Home of the Brave

July 2, 2008 / by robertflynn

Remember when you could sing “the land of the free and the home of the brave” with pride? More than 43,000 veterans declared “medically unfit” for combat by doctors have been sent back to Afghanistan or Iraq. An additional 58,000 soldiers have been caught in stop-loss. According to Psychiatric News, 117 members of the Army killed themselves in 2007; 934 unsuccessfully attempted suicide. Those who had served at least once in Iraq or Afghanistan accounted for 61 percent of fatalities and 33 percent of attempts. Forty-four percent of those who committed suicide and 55% of those who attempted it had at least one diagnosed mental disorder, mainly mood or anxiety disorders, or substance abuse. What about those statistics makes you proud?

 

That’s not the whole story. Editor & Publisher has been examining the “noncombat” deaths in Iraq, “often suicides, which usually come to light only due to the diligence of local newspapers.” The parents of a soldier in Texas were told that their daughter had died of “friendly fire.” Only after the mother became suspicious were they told their daughter had been murdered. It required six months and the help of a congressman to get the 1200-page report that revealed that their daughter had been abused several times by the soldier who killed her and the Army had done little to protect her.

 

A Washington Times/ABC News investigation revealed that “mentally distressed veterans from Iraq and Afghanistan are being recruited for government tests on pharmaceutical drugs linked to suicide and other violent side effects.” It took the VA three months to inform patients of the mental side effects. The Boston Globe reported that hundreds of U.S. soldiers assigned to guard a chemical plant in Iraq were made ill by exposure to a highly toxic chemical after their KBR supervisors told them the chemical was a “mild irritant.” “These soldiers were bleeding from the nose, spitting blood," said Danny Langford, an equipment technician from Texas brought to work at the Qarmat Ali Water treatment plant in 2003. 

 
What kind of people treat so dishonorably those who volunteer to stand between them and a vague enemy the government tells them they have to fear? And still they faithfully serve. Despite the millions who “support” the war and/or the troops by buying lapel flags and yellow ribbons there is no one to replace them.

 

There is reason to fear because despite so many warnings of an impending attack that intelligence agencies complained of “information fatigue” the Bush administration was unable to defend the country from nineteen hijackers for an hour and a half. The incompetence of the Bush administration that has made the world more dangerous and America less safe is well known; nevertheless, the brave soldier on. Those who served in World War Two, the Cold War, Korea, Vietnam, Desert Storm and Bush’s war on Iraq have not quailed.

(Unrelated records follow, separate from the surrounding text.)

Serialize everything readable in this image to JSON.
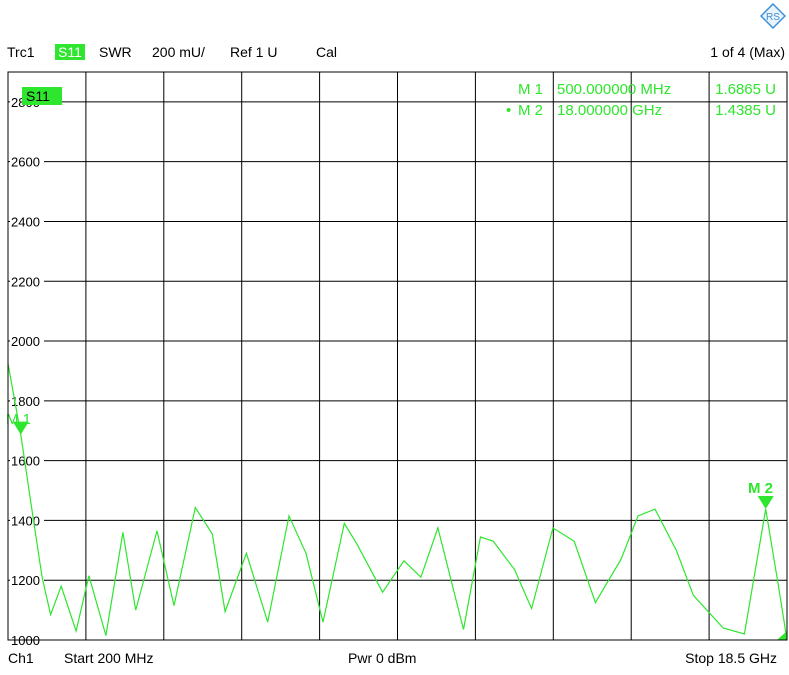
{
  "header": {
    "trace": "Trc1",
    "param": "S11",
    "format": "SWR",
    "scale": "200 mU/",
    "ref": "Ref 1 U",
    "cal": "Cal",
    "page": "1 of 4 (Max)"
  },
  "trace_badge": "S11",
  "markers": [
    {
      "label": "M 1",
      "active": false,
      "freq": "500.000000 MHz",
      "value": "1.6865 U"
    },
    {
      "label": "M 2",
      "active": true,
      "freq": "18.000000 GHz",
      "value": "1.4385 U"
    }
  ],
  "footer": {
    "channel": "Ch1",
    "start": "Start  200 MHz",
    "power": "Pwr  0 dBm",
    "stop": "Stop  18.5 GHz"
  },
  "colors": {
    "trace": "#2ee62e",
    "grid": "#000000",
    "logo": "#3b8fd6"
  },
  "chart_data": {
    "type": "line",
    "x_unit": "GHz",
    "xlim": [
      0.2,
      18.5
    ],
    "ylim": [
      1000,
      2900
    ],
    "yticks": [
      1000,
      1200,
      1400,
      1600,
      1800,
      2000,
      2200,
      2400,
      2600,
      2800
    ],
    "ytick_labels": [
      "1000",
      "1200",
      "1400",
      "1600",
      "1800",
      "2000",
      "2200",
      "2400",
      "2600",
      "2800"
    ],
    "grid": true,
    "series": [
      {
        "name": "S11",
        "x": [
          0.2,
          0.5,
          0.8,
          1.0,
          1.2,
          1.45,
          1.8,
          2.1,
          2.5,
          2.9,
          3.2,
          3.7,
          4.1,
          4.6,
          5.0,
          5.3,
          5.8,
          6.3,
          6.8,
          7.2,
          7.6,
          8.1,
          8.4,
          9.0,
          9.5,
          9.9,
          10.3,
          10.9,
          11.3,
          11.6,
          12.1,
          12.5,
          13.0,
          13.5,
          14.0,
          14.6,
          15.0,
          15.4,
          15.9,
          16.3,
          17.0,
          17.5,
          18.0,
          18.3,
          18.5
        ],
        "y": [
          1925,
          1687,
          1400,
          1210,
          1085,
          1180,
          1030,
          1215,
          1015,
          1360,
          1100,
          1365,
          1115,
          1443,
          1355,
          1095,
          1290,
          1060,
          1415,
          1290,
          1060,
          1390,
          1320,
          1160,
          1265,
          1210,
          1375,
          1035,
          1345,
          1330,
          1235,
          1105,
          1375,
          1330,
          1125,
          1270,
          1415,
          1438,
          1300,
          1150,
          1040,
          1020,
          1438,
          1180,
          1000
        ]
      }
    ]
  }
}
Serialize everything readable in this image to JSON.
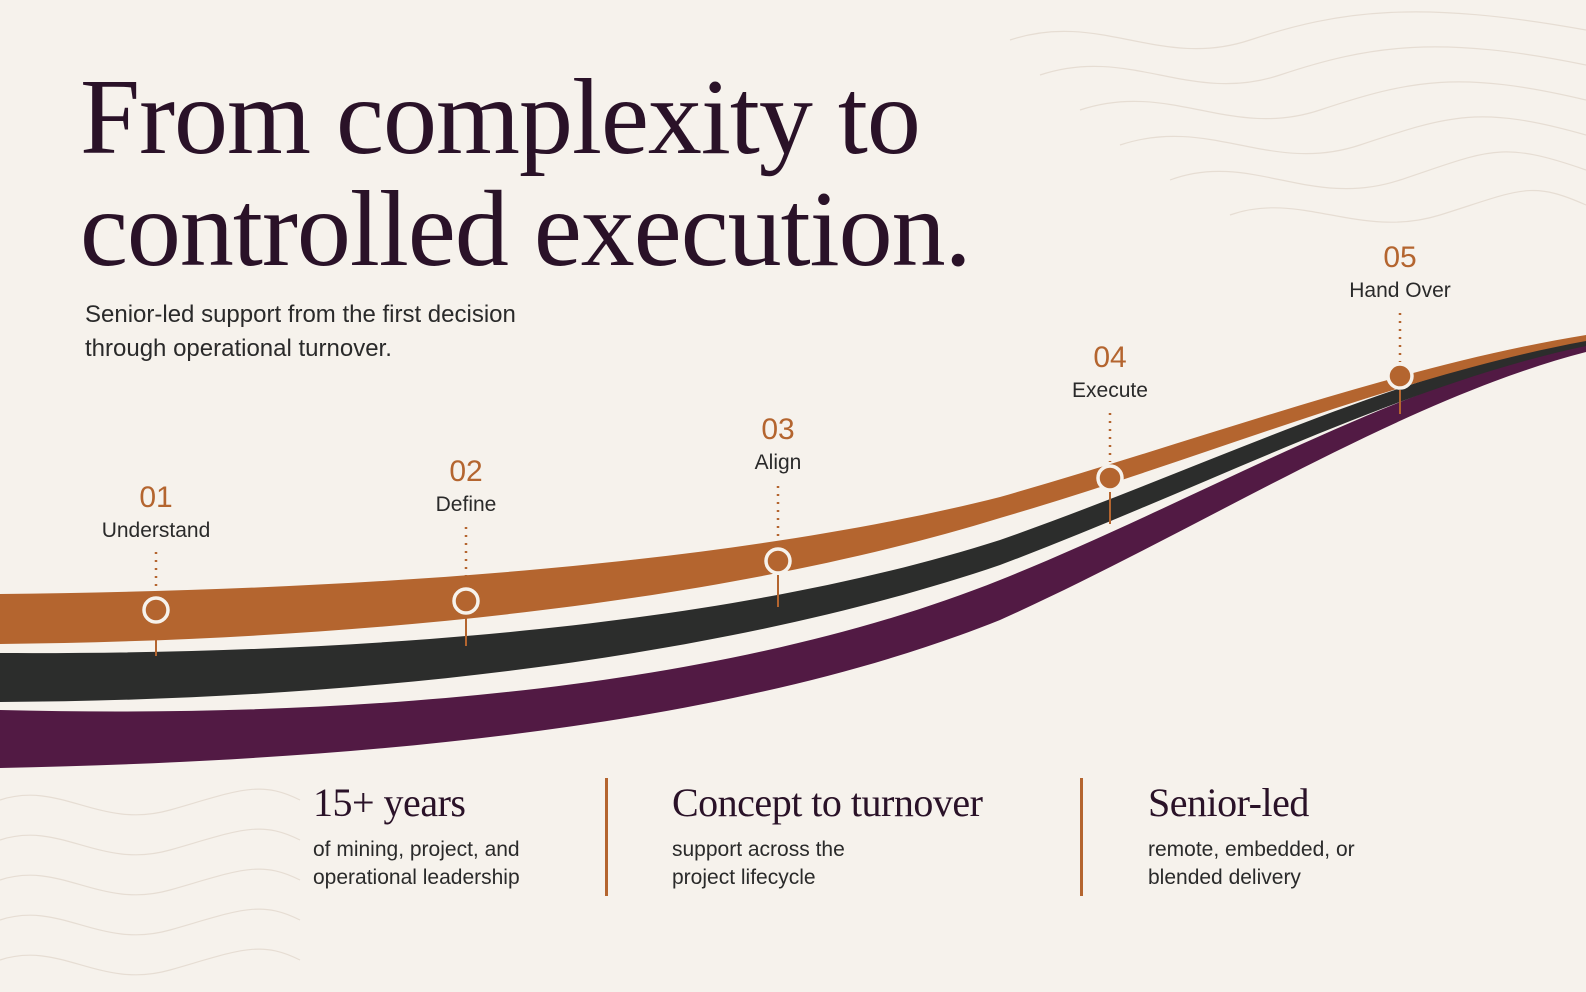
{
  "headline": {
    "line1": "From complexity to",
    "line2": "controlled execution."
  },
  "subtitle": {
    "line1": "Senior-led support from the first decision",
    "line2": "through operational turnover."
  },
  "steps": [
    {
      "number": "01",
      "label": "Understand"
    },
    {
      "number": "02",
      "label": "Define"
    },
    {
      "number": "03",
      "label": "Align"
    },
    {
      "number": "04",
      "label": "Execute"
    },
    {
      "number": "05",
      "label": "Hand Over"
    }
  ],
  "stats": [
    {
      "value": "15+ years",
      "desc_line1": "of mining, project, and",
      "desc_line2": "operational leadership"
    },
    {
      "value": "Concept to turnover",
      "desc_line1": "support across the",
      "desc_line2": "project lifecycle"
    },
    {
      "value": "Senior-led",
      "desc_line1": "remote, embedded, or",
      "desc_line2": "blended delivery"
    }
  ],
  "colors": {
    "background": "#f6f2ec",
    "accent_orange": "#b4652f",
    "band_dark": "#2c2d2c",
    "band_purple": "#521a44",
    "headline": "#2a1228"
  }
}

They will still honor their oath to defend the Constitution of the United States of America. 

 

Four Supreme Court justices won’t. They profess to be so terrified by the administration’s inability to protect America that they agree with George Bush that the Constitution must be tossed in the trash. Justice Scalia, who has always had a problem determining fact from fiction, included a lie in the minority opinion, stating that “at least 30 of those prisoners released from Guantanamo Bay have returned to the battlefield.” As law professors at Seton Hall and others have stated, “not a single detainee was released by a court.” They were released by the political appointees of George W. Bush, sometimes over the objection of the military. “According to the Department of Defense’s published and unpublished data and reports, not a single released Guantánamo detainee has ever attacked any Americans.” Congressional hearings determined that the recidivism of 30 prisoners was not true two weeks before Justice Scalia wrote his opinion based on that lie.

 

Does that sound like “the land of the free and the home of the brave” to you?